The concept of connection is fundamental to craniosacral therapy and to craniosacral therapists who want to attract new clients.
From a physical perspective, we know that every bit of muscle, fiber, and bone is intricately connected to every other one through that paper-thin membrane called fascia.
As a therapist, you tap that fascial connection to release pressure on the central nervous system so the entire body, now free of restriction, can function as it was born to.
In that same way, you can tap your direction of ease to create communication connections with potential clients that naturally releases resistance and inspires them to call you.
Your energetic connection begins with the healthy mindset you adopt as you shift from the idea of selling to serving through your marketing communications.
From there, you move into a physical connection—the way in which you use your materials to connect with potential clients.
One of the most generous ways of connecting is by offering valuable, educational information through a newsletter, either in print or in an email format like this one (called an ezine).
There’s a simple formula for creating a newsletter that forms a strong bond with your prospects. Combine these four distinct elements to create a high-payoff connection:
Element #1: Personal Message from You
Connecting through a newsletter should feel like you’re having a personal conversation with your reader.
You’ll deepen that experience when you open with a short personal message from you.
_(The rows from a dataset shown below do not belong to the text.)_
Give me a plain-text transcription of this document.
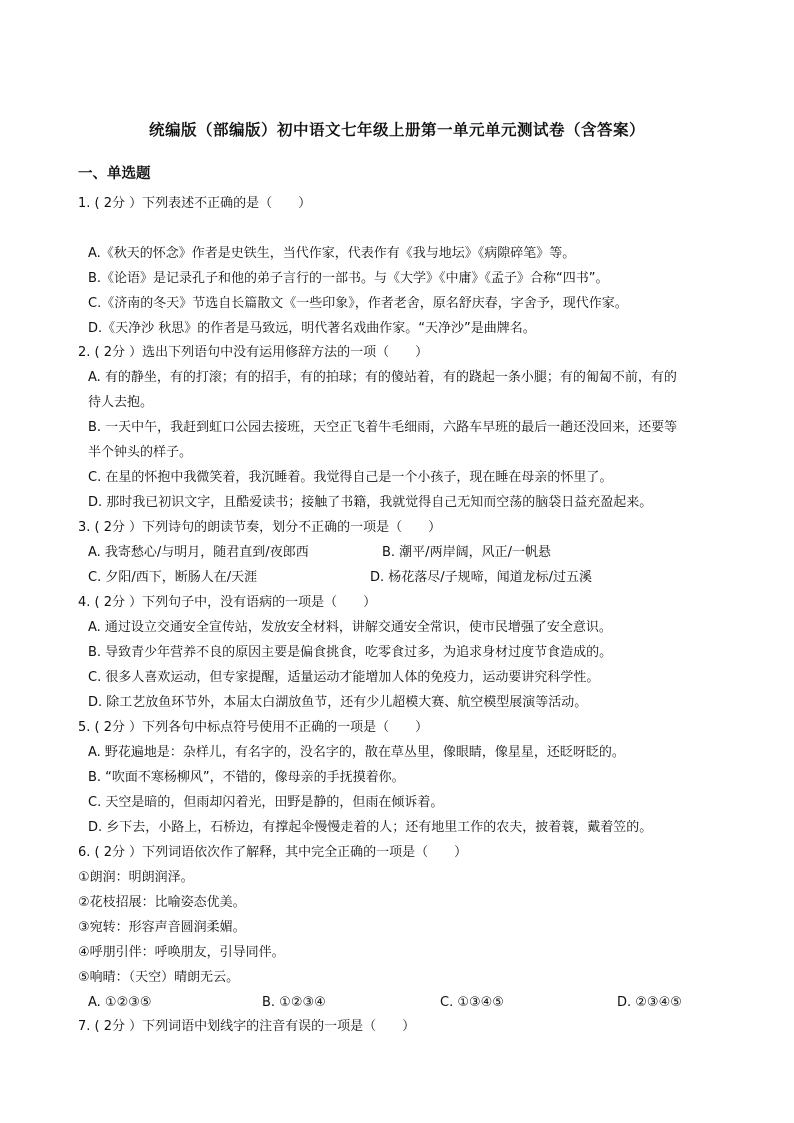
统编版（部编版）初中语文七年级上册第一单元单元测试卷（含答案）
一、单选题
1. ( 2分 ）下列表述不正确的是（　　）
A.《秋天的怀念》作者是史铁生，当代作家，代表作有《我与地坛》《病隙碎笔》等。
B.《论语》是记录孔子和他的弟子言行的一部书。与《大学》《中庸》《孟子》合称“四书”。
C.《济南的冬天》节选自长篇散文《一些印象》，作者老舍，原名舒庆春，字舍予，现代作家。
D.《天净沙 秋思》的作者是马致远，明代著名戏曲作家。“天净沙”是曲牌名。
2. ( 2分 ）选出下列语句中没有运用修辞方法的一项（　　）
A. 有的静坐，有的打滚；有的招手，有的拍球；有的傻站着，有的跷起一条小腿；有的匍匐不前，有的
待人去抱。
B. 一天中午，我赶到虹口公园去接班，天空正飞着牛毛细雨，六路车早班的最后一趟还没回来，还要等
半个钟头的样子。
C. 在星的怀抱中我微笑着，我沉睡着。我觉得自己是一个小孩子，现在睡在母亲的怀里了。
D. 那时我已初识文字，且酷爱读书；接触了书籍，我就觉得自己无知而空荡的脑袋日益充盈起来。
3. ( 2分 ）下列诗句的朗读节奏，划分不正确的一项是（　　）
A. 我寄愁心/与明月，随君直到/夜郎西	B. 潮平/两岸阔，风正/一帆悬
C. 夕阳/西下，断肠人在/天涯	D. 杨花落尽/子规啼，闻道龙标/过五溪
4. ( 2分 ）下列句子中，没有语病的一项是（　　）
A. 通过设立交通安全宣传站，发放安全材料，讲解交通安全常识，使市民增强了安全意识。
B. 导致青少年营养不良的原因主要是偏食挑食，吃零食过多，为追求身材过度节食造成的。
C. 很多人喜欢运动，但专家提醒，适量运动才能增加人体的免疫力，运动要讲究科学性。
D. 除工艺放鱼环节外，本届太白湖放鱼节，还有少儿超模大赛、航空模型展演等活动。
5. ( 2分 ）下列各句中标点符号使用不正确的一项是（　　）
A. 野花遍地是：杂样儿，有名字的，没名字的，散在草丛里，像眼睛，像星星，还眨呀眨的。
B. “吹面不寒杨柳风”，不错的，像母亲的手抚摸着你。
C. 天空是暗的，但雨却闪着光，田野是静的，但雨在倾诉着。
D. 乡下去，小路上，石桥边，有撑起伞慢慢走着的人；还有地里工作的农夫，披着蓑，戴着笠的。
6. ( 2分 ）下列词语依次作了解释，其中完全正确的一项是（　　）
①朗润：明朗润泽。
②花枝招展：比喻姿态优美。
③宛转：形容声音圆润柔媚。
④呼朋引伴：呼唤朋友，引导同伴。
⑤响晴：（天空）晴朗无云。
A. ①②③⑤	B. ①②③④	C. ①③④⑤	D. ②③④⑤
7. ( 2分 ）下列词语中划线字的注音有误的一项是（　　）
You come across as more open, more accessible. More human. Someone your reader can relate to.
So feel free to open up a bit. You don’t have to share every detail of your life. (Nor should you.) But do give your readers a peek inside.
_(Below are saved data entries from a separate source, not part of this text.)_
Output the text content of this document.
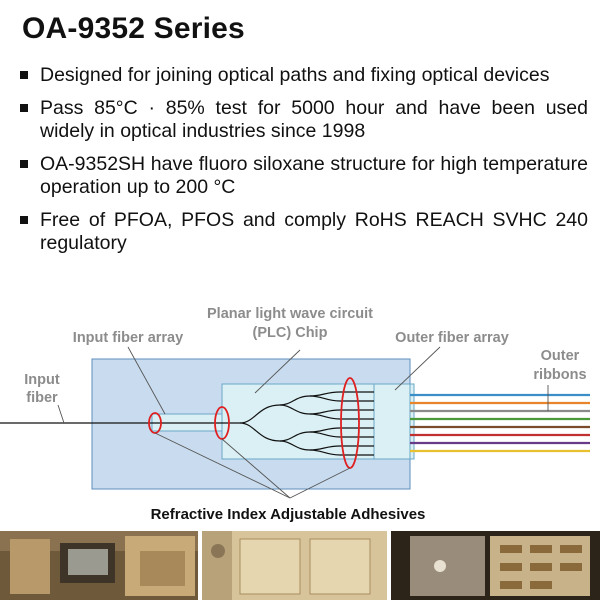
OA-9352 Series
Designed for joining optical paths and fixing optical devices
Pass 85°C · 85% test for 5000 hour and have been used widely in optical industries since 1998
OA-9352SH have fluoro siloxane structure for high temperature operation up to 200 °C
Free of PFOA, PFOS and comply RoHS REACH SVHC 240 regulatory
Planar light wave circuit
(PLC) Chip
Input fiber array	Outer fiber array
Outer
ribbons
Input
fiber
Refractive Index Adjustable Adhesives
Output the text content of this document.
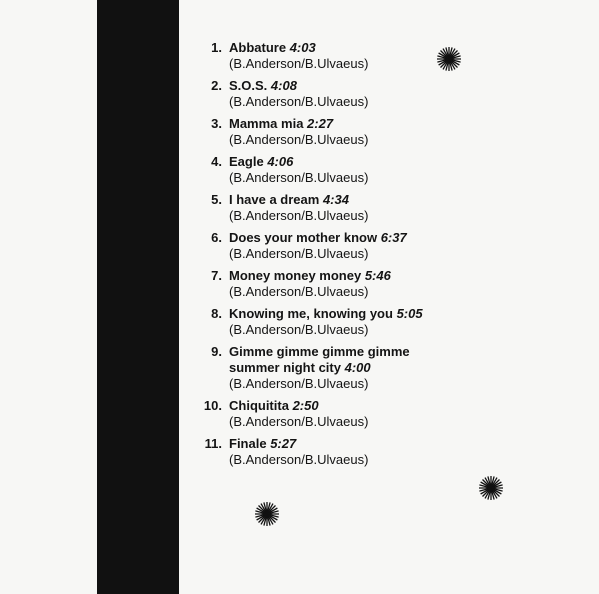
1. Abbature 4:03
(B.Anderson/B.Ulvaeus)
2. S.O.S. 4:08
(B.Anderson/B.Ulvaeus)
3. Mamma mia 2:27
(B.Anderson/B.Ulvaeus)
4. Eagle 4:06
(B.Anderson/B.Ulvaeus)
5. I have a dream 4:34
(B.Anderson/B.Ulvaeus)
6. Does your mother know 6:37
(B.Anderson/B.Ulvaeus)
7. Money money money 5:46
(B.Anderson/B.Ulvaeus)
8. Knowing me, knowing you 5:05
(B.Anderson/B.Ulvaeus)
9. Gimme gimme gimme gimme
summer night city 4:00
(B.Anderson/B.Ulvaeus)
10. Chiquitita 2:50
(B.Anderson/B.Ulvaeus)
11. Finale 5:27
(B.Anderson/B.Ulvaeus)
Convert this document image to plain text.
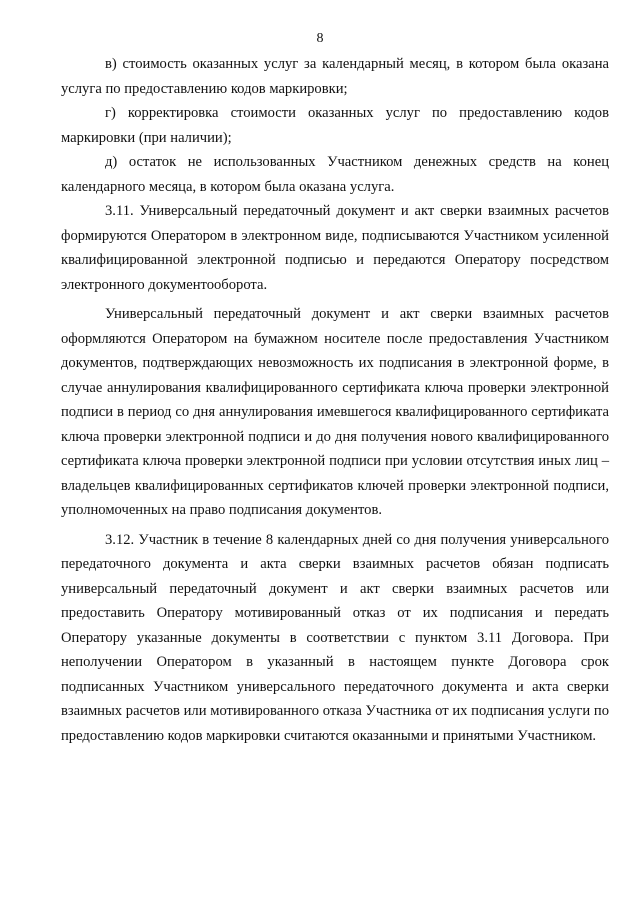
8

в) стоимость оказанных услуг за календарный месяц, в котором была оказана услуга по предоставлению кодов маркировки;

г) корректировка стоимости оказанных услуг по предоставлению кодов маркировки (при наличии);

д) остаток не использованных Участником денежных средств на конец календарного месяца, в котором была оказана услуга.

3.11. Универсальный передаточный документ и акт сверки взаимных расчетов формируются Оператором в электронном виде, подписываются Участником усиленной квалифицированной электронной подписью и передаются Оператору посредством электронного документооборота.

Универсальный передаточный документ и акт сверки взаимных расчетов оформляются Оператором на бумажном носителе после предоставления Участником документов, подтверждающих невозможность их подписания в электронной форме, в случае аннулирования квалифицированного сертификата ключа проверки электронной подписи в период со дня аннулирования имевшегося квалифицированного сертификата ключа проверки электронной подписи и до дня получения нового квалифицированного сертификата ключа проверки электронной подписи при условии отсутствия иных лиц – владельцев квалифицированных сертификатов ключей проверки электронной подписи, уполномоченных на право подписания документов.

3.12. Участник в течение 8 календарных дней со дня получения универсального передаточного документа и акта сверки взаимных расчетов обязан подписать универсальный передаточный документ и акт сверки взаимных расчетов или предоставить Оператору мотивированный отказ от их подписания и передать Оператору указанные документы в соответствии с пунктом 3.11 Договора. При неполучении Оператором в указанный в настоящем пункте Договора срок подписанных Участником универсального передаточного документа и акта сверки взаимных расчетов или мотивированного отказа Участника от их подписания услуги по предоставлению кодов маркировки считаются оказанными и принятыми Участником.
It’s a personal, powerful way to reinforce the bond you share along the path to full-bodied health.
Element #2: Short Article, Tip, or Client-Outcome Story
It’s easy to get overwhelmed with the idea of writing an article. But the truth is, most people don’t even want to read the kind of opus you might have in mind.
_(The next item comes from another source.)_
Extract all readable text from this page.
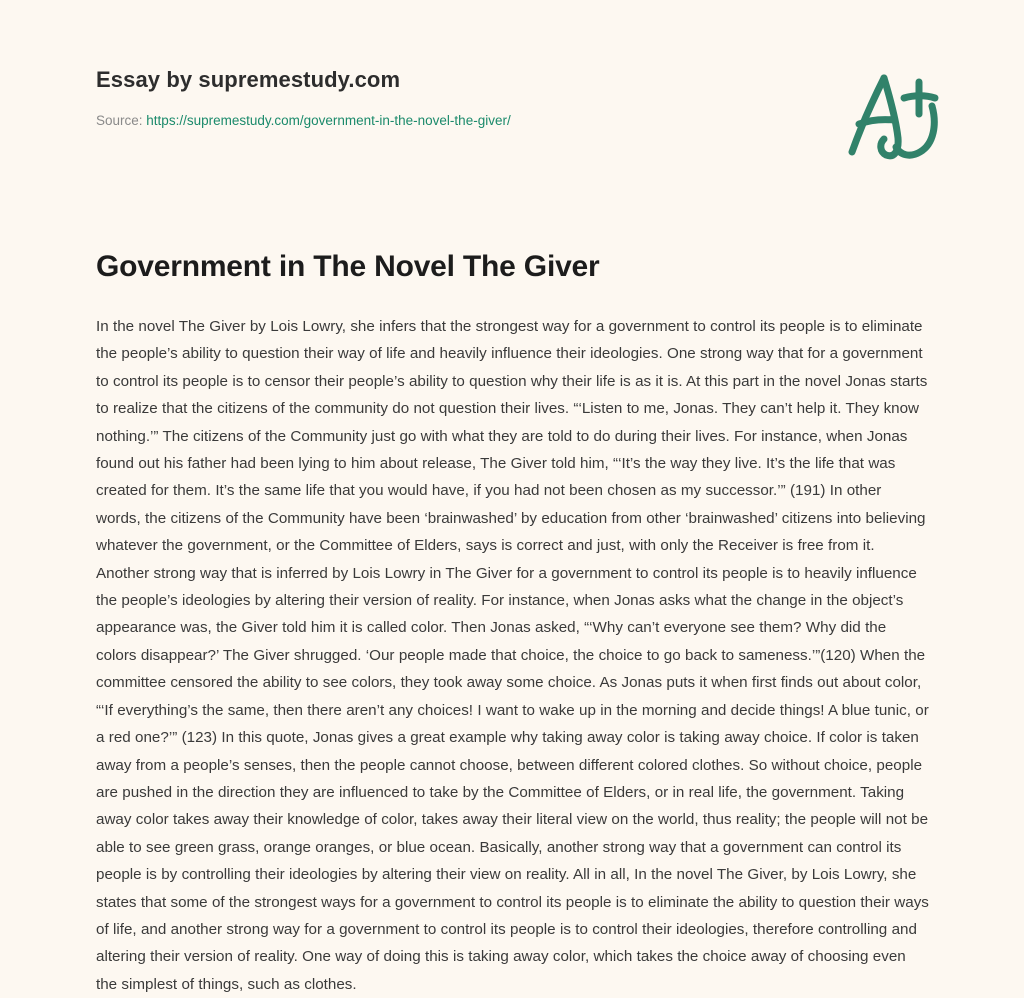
Essay by supremestudy.com
Source: https://supremestudy.com/government-in-the-novel-the-giver/
Government in The Novel The Giver

In the novel The Giver by Lois Lowry, she infers that the strongest way for a government to control its people is to eliminate the people’s ability to question their way of life and heavily influence their ideologies. One strong way that for a government to control its people is to censor their people’s ability to question why their life is as it is. At this part in the novel Jonas starts to realize that the citizens of the community do not question their lives. “‘Listen to me, Jonas. They can’t help it. They know nothing.’” The citizens of the Community just go with what they are told to do during their lives. For instance, when Jonas found out his father had been lying to him about release, The Giver told him, “‘It’s the way they live. It’s the life that was created for them. It’s the same life that you would have, if you had not been chosen as my successor.’” (191) In other words, the citizens of the Community have been ‘brainwashed’ by education from other ‘brainwashed’ citizens into believing whatever the government, or the Committee of Elders, says is correct and just, with only the Receiver is free from it. Another strong way that is inferred by Lois Lowry in The Giver for a government to control its people is to heavily influence the people’s ideologies by altering their version of reality. For instance, when Jonas asks what the change in the object’s appearance was, the Giver told him it is called color. Then Jonas asked, “‘Why can’t everyone see them? Why did the colors disappear?’ The Giver shrugged. ‘Our people made that choice, the choice to go back to sameness.’”(120) When the committee censored the ability to see colors, they took away some choice. As Jonas puts it when first finds out about color, “‘If everything’s the same, then there aren’t any choices! I want to wake up in the morning and decide things! A blue tunic, or a red one?’” (123) In this quote, Jonas gives a great example why taking away color is taking away choice. If color is taken away from a people’s senses, then the people cannot choose, between different colored clothes. So without choice, people are pushed in the direction they are influenced to take by the Committee of Elders, or in real life, the government. Taking away color takes away their knowledge of color, takes away their literal view on the world, thus reality; the people will not be able to see green grass, orange oranges, or blue ocean. Basically, another strong way that a government can control its people is by controlling their ideologies by altering their view on reality. All in all, In the novel The Giver, by Lois Lowry, she states that some of the strongest ways for a government to control its people is to eliminate the ability to question their ways of life, and another strong way for a government to control its people is to control their ideologies, therefore controlling and altering their version of reality. One way of doing this is taking away color, which takes the choice away of choosing even the simplest of things, such as clothes.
Newsletter articles should be short and focused, especially if it’s delivered via email as an ezine. Shoot for seven hundred words or fewer.
To help, imagine you’re peering into a house through a keyhole. You know there’s a whole room on the other side. But you can only see one tiny spot right there in front of you.
Focus your writing on that one tiny spot and let all the other ideas fade away. Then you’ll have a satisfying, bite-sized article your readers can put to good use.
If you still can’t find your way to writing short, helpful articles, consider using health tips or client-outcome stories that clearly show the before-and-after potential of your work.
They’ll position you as an educated ally in your prospect’s health and well-being.
Element #3: Short Bio
What makes you the best practitioner for your ideal client? Share that in a short bio.
Yes, you can include your years of training and experience. But also be sure to say who you love to help, what that person is struggling with, and what she gets out of working with you.
That lends your bio valuable context that instantly allows your reader to select herself—or someone she knows—for your services.
Element #4: Tell Your Reader Her Next Step
Once your reader knows that you offer something she needs, she needs to know what to do next.
This is where it pays to remember that touch therapy is an intimate relationship. Someone who’s been reading your newsletter for awhile may feel like she knows you, likes you, and trusts you. Yet it’s still a big leap to go from reading an article to lying on your treatment table.
Bridge that gap by offering a short, complimentary phone consult so your ideal candidate can find out firsthand how your therapy can help her.
Add 5 Grams: Connect on a Consistent Basis
Once you’ve got the four-part formula down, deepen the connection by reaching out to your potential clients on a regular basis.
How often? At least once a month.
By reaching out once a month or more, your prospect is more likely to remember who you are. And each message builds on the one before it, expanding her understanding of your expertise.
Then, when your prospect needs the help you deliver, you’re the first person she calls. That’s when you enjoy the payoff of a healthy communications connection.